I need solitude. I don’t like people looking at what I’ve written before I’m done. I like to talk, and another person tempts me to ask questions or engage in some way. Or else I just get into the depths of writing and then the other person has a question for me. Children are notorious for playing quietly while I’m futzing around and then becoming needy as soon as I get engrossed in my writing. Husbands are almost as bad.
I prefer to write in familiar surroundings. Otherwise, I am distracted by looking around me, looking at all the new and interesting things or books or people. Libraries are not actually a good place for me to write because there are too many temptations. The problem with writing at home is that there is always a load of laundry, or a pile of papers, or something that needs to be dealt with, that suddenly urgently needs to be done, right now before I finish this essay which I could finish later… It takes discipline to write now, while my kids are in school, and to wash dishes after they get home.

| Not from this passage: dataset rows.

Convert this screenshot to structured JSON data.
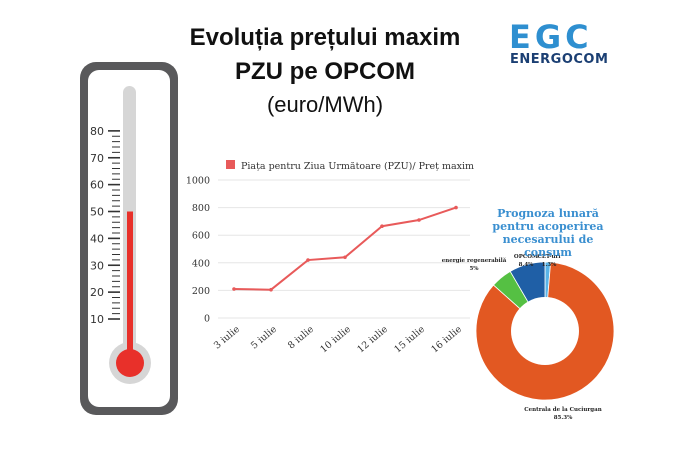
{
  "header": {
    "title_line1": "Evoluția prețului maxim",
    "title_line2": "PZU pe OPCOM",
    "title_line3": "(euro/MWh)"
  },
  "logo": {
    "main": "EGC",
    "sub": "ENERGOCOM",
    "color": "#2e8fd0"
  },
  "thermometer": {
    "scale": [
      "80",
      "70",
      "60",
      "50",
      "40",
      "30",
      "20",
      "10"
    ],
    "fill_value": 50,
    "mercury_color": "#e8302a"
  },
  "chart_data": [
    {
      "type": "line",
      "legend": "Piața pentru Ziua Următoare (PZU)/ Preț maxim",
      "color": "#e85a5a",
      "categories": [
        "3 iulie",
        "5 iulie",
        "8 iulie",
        "10 iulie",
        "12 iulie",
        "15 iulie",
        "16 iulie"
      ],
      "series": [
        {
          "name": "Piața pentru Ziua Următoare (PZU)/ Preț maxim",
          "values": [
            210,
            205,
            420,
            440,
            665,
            710,
            800
          ]
        }
      ],
      "yticks": [
        "0",
        "200",
        "400",
        "600",
        "800",
        "1000"
      ],
      "ylim": [
        0,
        1000
      ],
      "grid": true
    },
    {
      "type": "pie",
      "title": "Prognoza lunară pentru acoperirea necesarului de consum",
      "title_color": "#3a8fd0",
      "slices": [
        {
          "label": "Centrala de la Cuciurgan",
          "value_label": "85.3%",
          "value": 85.3,
          "color": "#e25822"
        },
        {
          "label": "energie regenerabilă",
          "value_label": "5%",
          "value": 5,
          "color": "#55c043"
        },
        {
          "label": "OPCOM",
          "value_label": "8.4%",
          "value": 8.4,
          "color": "#1f5fa6"
        },
        {
          "label": "CET-uri",
          "value_label": "1.3%",
          "value": 1.3,
          "color": "#5ab4e8"
        }
      ]
    }
  ]
}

I like a clear wooden surface under my paper. I like an unlined journal for flights of inspiration and jotting notes, but I like narrow lined paper for fleshing out an essay. When I am serious, I like to use dark ink and I write in cursive letters.
Typing things into the computer works best as a introduction into editing, rather than for composing sentences. Typing helps me read over what I have written and aids in the editing process. Oh, the cut and paste buttons are my friends! But when I try to compose on the computer, I tend to stray into editing before I’ve even finished what I wanted to say, and that just becomes another distraction.
I’m thinking about taking a writing class. I haven’t had any instruction in the craft of writing English since I left high school. (My college literature classes were all in Spanish.) I found this book, On Writing Well by William Zinsser, on our shelf (except we have the old third edition). A friend directed me to this website, Holy Ink, which has occasional writing prompts. The woman who writes it also offers workshops at her home which is about an hour from mine.
Have any of you taken or taught a writing class recently? Do you recommend a particular school or type of class? Or a book on the subject?